Check if There is a Valid Partition For The Array

Problem

You are given a 0-indexed integer array nums. You have to partition the array into one or more contiguous subarrays.

We call a partition of the array valid if each of the obtained subarrays satisfies one of the following conditions:

The subarray consists of exactly 2 equal elements. For example, the subarray [2,2] is good.
The subarray consists of exactly 3 equal elements. For example, the subarray [4,4,4] is good.
The subarray consists of exactly 3 consecutive increasing elements, that is, the difference between adjacent elements is 1. For example, the subarray [3,4,5] is good, but the subarray [1,3,5] is not.

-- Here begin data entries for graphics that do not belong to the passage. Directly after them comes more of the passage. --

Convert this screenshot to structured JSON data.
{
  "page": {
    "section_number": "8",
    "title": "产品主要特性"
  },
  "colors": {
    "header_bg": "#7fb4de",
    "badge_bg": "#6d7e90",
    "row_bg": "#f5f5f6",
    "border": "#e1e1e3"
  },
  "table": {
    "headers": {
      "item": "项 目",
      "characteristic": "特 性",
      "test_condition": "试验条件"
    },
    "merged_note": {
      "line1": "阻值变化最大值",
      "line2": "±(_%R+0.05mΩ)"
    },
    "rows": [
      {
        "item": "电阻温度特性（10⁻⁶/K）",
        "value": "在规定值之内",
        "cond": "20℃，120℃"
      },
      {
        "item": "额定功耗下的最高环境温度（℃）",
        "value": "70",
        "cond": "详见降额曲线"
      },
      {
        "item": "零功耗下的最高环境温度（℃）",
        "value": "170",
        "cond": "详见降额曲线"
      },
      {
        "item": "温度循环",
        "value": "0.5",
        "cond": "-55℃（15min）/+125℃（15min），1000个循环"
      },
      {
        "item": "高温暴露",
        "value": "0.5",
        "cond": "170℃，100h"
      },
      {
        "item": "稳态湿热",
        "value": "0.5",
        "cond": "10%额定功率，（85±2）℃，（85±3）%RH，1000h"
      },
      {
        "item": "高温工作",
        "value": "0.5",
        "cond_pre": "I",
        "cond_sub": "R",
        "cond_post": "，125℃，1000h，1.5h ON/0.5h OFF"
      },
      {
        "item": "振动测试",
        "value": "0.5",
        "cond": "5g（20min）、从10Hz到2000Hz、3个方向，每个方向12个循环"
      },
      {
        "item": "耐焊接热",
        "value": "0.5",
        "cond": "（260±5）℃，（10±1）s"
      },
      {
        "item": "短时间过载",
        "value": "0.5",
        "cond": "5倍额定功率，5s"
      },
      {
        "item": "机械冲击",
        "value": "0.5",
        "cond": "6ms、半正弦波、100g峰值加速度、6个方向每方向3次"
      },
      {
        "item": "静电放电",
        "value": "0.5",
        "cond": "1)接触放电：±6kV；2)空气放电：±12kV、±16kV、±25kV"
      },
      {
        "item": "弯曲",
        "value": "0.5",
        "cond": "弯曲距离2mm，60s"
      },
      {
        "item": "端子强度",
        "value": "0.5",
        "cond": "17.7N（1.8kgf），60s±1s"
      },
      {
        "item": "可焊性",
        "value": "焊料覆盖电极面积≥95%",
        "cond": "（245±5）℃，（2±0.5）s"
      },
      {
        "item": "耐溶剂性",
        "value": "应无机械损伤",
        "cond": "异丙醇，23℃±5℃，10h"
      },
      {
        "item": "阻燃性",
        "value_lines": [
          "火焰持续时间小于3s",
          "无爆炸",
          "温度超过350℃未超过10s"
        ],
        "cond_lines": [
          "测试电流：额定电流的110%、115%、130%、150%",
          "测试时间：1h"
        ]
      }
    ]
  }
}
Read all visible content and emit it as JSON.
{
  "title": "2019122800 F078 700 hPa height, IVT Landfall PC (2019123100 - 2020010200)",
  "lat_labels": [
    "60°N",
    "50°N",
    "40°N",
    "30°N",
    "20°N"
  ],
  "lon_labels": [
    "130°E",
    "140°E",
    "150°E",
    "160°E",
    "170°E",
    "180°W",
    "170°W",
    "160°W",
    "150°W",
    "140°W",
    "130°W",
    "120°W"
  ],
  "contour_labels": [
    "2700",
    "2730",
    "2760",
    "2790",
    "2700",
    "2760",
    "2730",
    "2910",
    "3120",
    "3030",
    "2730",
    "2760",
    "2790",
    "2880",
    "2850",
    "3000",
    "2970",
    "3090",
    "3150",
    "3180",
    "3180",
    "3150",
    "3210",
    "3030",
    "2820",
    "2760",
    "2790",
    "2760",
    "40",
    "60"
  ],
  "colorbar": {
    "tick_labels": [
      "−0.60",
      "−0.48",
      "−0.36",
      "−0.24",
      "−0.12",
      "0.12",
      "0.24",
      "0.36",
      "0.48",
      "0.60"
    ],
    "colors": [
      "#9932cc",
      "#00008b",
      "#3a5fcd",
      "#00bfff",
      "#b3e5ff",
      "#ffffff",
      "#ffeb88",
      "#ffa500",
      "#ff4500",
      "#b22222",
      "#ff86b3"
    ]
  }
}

Return true** if the array has at least one valid partition**. Otherwise, return false.

Example 1:

Input: nums = [4,4,4,5,6]
Output: true
Explanation: The array can be partitioned into the subarrays [4,4] and [4,5,6].
This partition is valid, so we return true.

Example 2:

Input: nums = [1,1,1,2]
Output: false
Explanation: There is no valid partition for this array.

Constraints:

2 <= nums.length <= 10^5
1 <= nums[i] <= 10^6

Solution (Java)

class Solution {
    public boolean validPartition(int[] nums) {
        boolean[] canPartition = new boolean[nums.length + 1];
        canPartition[0] = true;
        int diff = nums[1] - nums[0];
        boolean equal = diff == 0;
        boolean incOne = diff == 1;
        canPartition[2] = equal;
        for (int i = 3; i < canPartition.length; i++) {
            diff = nums[i - 1] - nums[i - 2];
            if (diff == 0) {
                canPartition[i] = canPartition[i - 2] || (equal && canPartition[i - 3]);
                equal = true;
                incOne = false;
            } else if (diff == 1) {
                canPartition[i] = incOne && canPartition[i - 3];
                equal = false;
                incOne = true;
            }
        }
        return canPartition[nums.length];
    }
}

Explain:

nope.

Complexity:

Time complexity : O(n).
Space complexity : O(n).